Strategy: Use Linux Taskset to Pin Processes or Let the OS Schedule It?
This question comes from Ulysses on an interesting thread from the Mechanical Sympathy news group, especially given how multiple processors are now the norm:
Ulysses:
- On an 8xCPU Linux instance, is it at all advantageous to use the Linux taskset command to pin an 8xJVM process set (co-ordinated as a www.infinispan.org distributed cache/data grid) to a specific CPU affinity set (i.e. pin JVM0 process to CPU 0, JVM1 process to CPU1, ...., JVM7process to CPU 7) vs. just letting the Linux OS use its default mechanism for provisioning the 8xJVM process set to the available CPUs?
- In effrort to seek an optimal point (in the full event space), what are the conceptual trade-offs in considering "searching" each permutation of provisioning an 8xJVM process set to an 8xCPU set via taskset?
Given taskset is they key to the question, it would help to have a definition:
Used to set or retrieve the CPU affinity of a running process given its PID or to launch a new COMMAND with a given CPU affinity. CPU affinity is a scheduler property that "bonds" a process to a given set of CPUs on the system. The Linux scheduler will honor the given CPU affinity and the process will not run on any other CPUs.
On the thread there's a suggestion to use Java-Thread-Affinity instead of taskset.
There are different opinions on the subject. The most common of which is just let the OS do the scheduling for you. The OS knows best. And this is what Paul de Verdière found in general, but makes an exception for low-latency tasks:
In my somewhat empirical experience with CPU pinning, I observed that pinning an entire JVM (single thread, cpu-intensive application) to a single core gave not as good performance as letting the OS choose CPUs with its default scheduler. This is probably due to misc housekeeping threads competing with the applicative threads. CPU-pinning on a per-thread basis(*) makes sense when low-latency/high responsiveness is involved, in which case CPU isolation should also be used to avoid pollution by other processes. For heavy parallel computations, I tend to think this is not really necessary.
Performance guru Martin Thompson has wrote about how to Exploit Processor Affinity For High And Predictable Performance.
Russell Sullivan in Russ’ 10 Ingredient Recipe For Making 1 Million TPS On $5K Hardware talked about a related concept, using IRQ affinity in the NIC to avoid ALL soft interrupts (generated by tcp packets) bottlenecking on a single core.
In The Secret To 10 Million Concurrent Connections -The Kernel Is The Problem, Not The Solution, Robert Graham suggests telling the OS to use the first two cores, then set where your threads run on which cores, so you own these CPUs and Linux doesn’t.
Mike (I'm assuming Michael Barker, but I don't know for sure) gave a really great answer with specific tool suggestions from their experience on LMAX:
We currently use taskset at LMAX, the biggest win is not in locality, but simply separation of the cores used for the application and the cores use for handling OS interrupt requests. We use irqbalance and the IRQBALANCE_BANNED_CPUS option, others advocate disabling irqbalance to configuring the affinity via the /proc filesystem. Also you can use taskset in the init process to move all of the system daemons to a different set of cores too.

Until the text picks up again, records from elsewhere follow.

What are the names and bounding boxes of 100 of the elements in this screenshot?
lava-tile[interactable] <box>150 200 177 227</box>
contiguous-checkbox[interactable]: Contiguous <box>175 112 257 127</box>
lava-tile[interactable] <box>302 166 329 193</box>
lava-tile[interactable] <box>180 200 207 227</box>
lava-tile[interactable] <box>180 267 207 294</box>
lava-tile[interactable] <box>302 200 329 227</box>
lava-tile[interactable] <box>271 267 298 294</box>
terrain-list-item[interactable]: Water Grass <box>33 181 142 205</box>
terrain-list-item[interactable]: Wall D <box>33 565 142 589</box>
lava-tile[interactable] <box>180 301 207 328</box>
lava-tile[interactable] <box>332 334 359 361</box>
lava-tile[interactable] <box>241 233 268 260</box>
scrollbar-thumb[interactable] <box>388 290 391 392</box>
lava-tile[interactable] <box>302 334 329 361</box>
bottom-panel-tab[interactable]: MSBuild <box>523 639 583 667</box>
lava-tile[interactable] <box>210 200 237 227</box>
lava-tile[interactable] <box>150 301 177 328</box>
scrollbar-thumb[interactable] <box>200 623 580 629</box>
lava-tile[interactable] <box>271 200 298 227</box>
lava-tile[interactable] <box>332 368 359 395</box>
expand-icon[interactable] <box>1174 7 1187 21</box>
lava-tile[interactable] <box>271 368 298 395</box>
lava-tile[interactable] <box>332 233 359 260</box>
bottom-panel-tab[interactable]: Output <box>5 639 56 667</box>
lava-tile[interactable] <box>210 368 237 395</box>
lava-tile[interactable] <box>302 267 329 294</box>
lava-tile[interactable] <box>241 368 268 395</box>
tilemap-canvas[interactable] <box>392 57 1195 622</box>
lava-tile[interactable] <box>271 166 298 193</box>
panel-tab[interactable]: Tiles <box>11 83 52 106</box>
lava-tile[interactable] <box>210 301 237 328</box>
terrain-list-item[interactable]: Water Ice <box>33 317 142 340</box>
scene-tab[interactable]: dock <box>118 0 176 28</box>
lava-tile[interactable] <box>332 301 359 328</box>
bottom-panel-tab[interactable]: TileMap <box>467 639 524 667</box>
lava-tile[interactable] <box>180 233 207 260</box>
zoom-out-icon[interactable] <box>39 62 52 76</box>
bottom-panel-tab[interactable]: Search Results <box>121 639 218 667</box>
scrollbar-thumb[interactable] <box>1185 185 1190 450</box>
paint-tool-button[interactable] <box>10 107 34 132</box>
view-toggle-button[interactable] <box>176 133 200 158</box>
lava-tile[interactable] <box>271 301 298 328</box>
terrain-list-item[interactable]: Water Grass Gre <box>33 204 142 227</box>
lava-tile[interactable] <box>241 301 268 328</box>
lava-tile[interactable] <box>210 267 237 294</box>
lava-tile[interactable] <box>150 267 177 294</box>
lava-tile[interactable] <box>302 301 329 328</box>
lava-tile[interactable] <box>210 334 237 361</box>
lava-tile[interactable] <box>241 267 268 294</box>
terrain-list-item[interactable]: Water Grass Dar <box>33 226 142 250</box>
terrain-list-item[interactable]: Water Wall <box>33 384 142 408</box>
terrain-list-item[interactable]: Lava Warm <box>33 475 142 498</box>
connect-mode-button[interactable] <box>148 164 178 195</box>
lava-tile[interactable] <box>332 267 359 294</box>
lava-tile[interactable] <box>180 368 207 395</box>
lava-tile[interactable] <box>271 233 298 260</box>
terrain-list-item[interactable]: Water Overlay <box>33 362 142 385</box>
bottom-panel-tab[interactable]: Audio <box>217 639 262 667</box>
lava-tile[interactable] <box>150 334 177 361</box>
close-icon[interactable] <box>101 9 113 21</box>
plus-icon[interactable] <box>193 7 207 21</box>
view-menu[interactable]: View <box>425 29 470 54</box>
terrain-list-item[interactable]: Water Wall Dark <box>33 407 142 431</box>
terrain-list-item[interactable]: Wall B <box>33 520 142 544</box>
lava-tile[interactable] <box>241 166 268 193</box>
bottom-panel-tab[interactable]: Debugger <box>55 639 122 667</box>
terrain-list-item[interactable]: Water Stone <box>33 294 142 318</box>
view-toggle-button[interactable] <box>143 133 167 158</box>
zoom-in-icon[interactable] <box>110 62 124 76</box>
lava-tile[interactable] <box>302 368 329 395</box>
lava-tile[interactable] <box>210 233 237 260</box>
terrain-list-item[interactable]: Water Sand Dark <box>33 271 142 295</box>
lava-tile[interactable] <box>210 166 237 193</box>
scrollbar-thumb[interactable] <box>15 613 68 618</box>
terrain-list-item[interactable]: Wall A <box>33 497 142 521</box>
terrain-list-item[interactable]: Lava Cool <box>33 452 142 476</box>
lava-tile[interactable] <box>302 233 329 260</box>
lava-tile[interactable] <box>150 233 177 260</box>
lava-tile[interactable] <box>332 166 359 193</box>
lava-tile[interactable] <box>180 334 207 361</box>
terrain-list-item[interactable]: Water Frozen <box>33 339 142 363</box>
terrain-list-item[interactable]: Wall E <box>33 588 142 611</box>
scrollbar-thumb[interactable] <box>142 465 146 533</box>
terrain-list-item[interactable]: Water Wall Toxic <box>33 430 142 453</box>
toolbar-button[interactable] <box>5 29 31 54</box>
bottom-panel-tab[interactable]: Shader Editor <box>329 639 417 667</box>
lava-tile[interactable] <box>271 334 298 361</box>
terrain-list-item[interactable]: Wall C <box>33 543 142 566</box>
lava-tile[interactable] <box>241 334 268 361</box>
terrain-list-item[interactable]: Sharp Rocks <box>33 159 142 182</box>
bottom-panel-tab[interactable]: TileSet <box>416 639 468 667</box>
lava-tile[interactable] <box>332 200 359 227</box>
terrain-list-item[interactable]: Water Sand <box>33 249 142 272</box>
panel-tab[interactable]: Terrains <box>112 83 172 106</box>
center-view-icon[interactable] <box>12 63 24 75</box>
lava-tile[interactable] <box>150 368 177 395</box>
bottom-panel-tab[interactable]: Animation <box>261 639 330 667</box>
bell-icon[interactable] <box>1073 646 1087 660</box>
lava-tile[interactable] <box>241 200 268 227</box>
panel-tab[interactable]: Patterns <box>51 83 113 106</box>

Taskset is a fairly blunt tool, thread affinity will give you finer grained control and will probably be more useful if you are trying to exploit memory locality. As Peter himself also points out (http://vanillajava.blogspot.co.nz/2013/07/micro-jitter-busy-waiting-and-binding.html), if your goal is to eliminate latency jitter, thread affinity is best combined with isolcpus. While using thread affinity will prevent your thread from being scheduled elsewhere, it doesn't preclude the OS from scheduling something else on the bound CPU potentially introducing jitter.
Reader Comments (5)
At MigratoryData we obtained best results by disabling the irqbalance and configuring the affinity via the /proc filesystem as detailed in Scaling to 12 Million Concurrent Connections: How MigratoryData Did It.
This affinity tuning proved to be particularly useful for our web streaming technology to achieve both very high vertical scalability (12 million concurrent connections on a 1U server) and high throughput (near 10 Gbps data streaming from a 1U server).
One key consideration is how memory intensive your application is. Multi-socket Intel commodity servers these days are typically NUMA which means there is a large latency penalty for accessing memory that was malloc'ed on a different socket. Similarly, Java garbage collection is very memory-latency sensitive, so pinning a JVM to a single socket maximises the chances that all memory access is local. There's a -XX:+UseNUMA option in Oracle's JVM which should in theory improve NUMA GC, but in benchmarking I haven't seen much of an improvement with this option.
I think you mean Martin Thompson :-)
What is the FreeBSD version of this?
This was covered in some detail by Paul Tyma (Mailinator) at the below
http://mailinator.blogspot.com.au/2010/02/how-i-sped-up-my-server-by-factor-of-6.html
A very interesting read. He managed to gain a 6x speed-up on a multi threaded java application by restricting it to a single CPU core using taskset.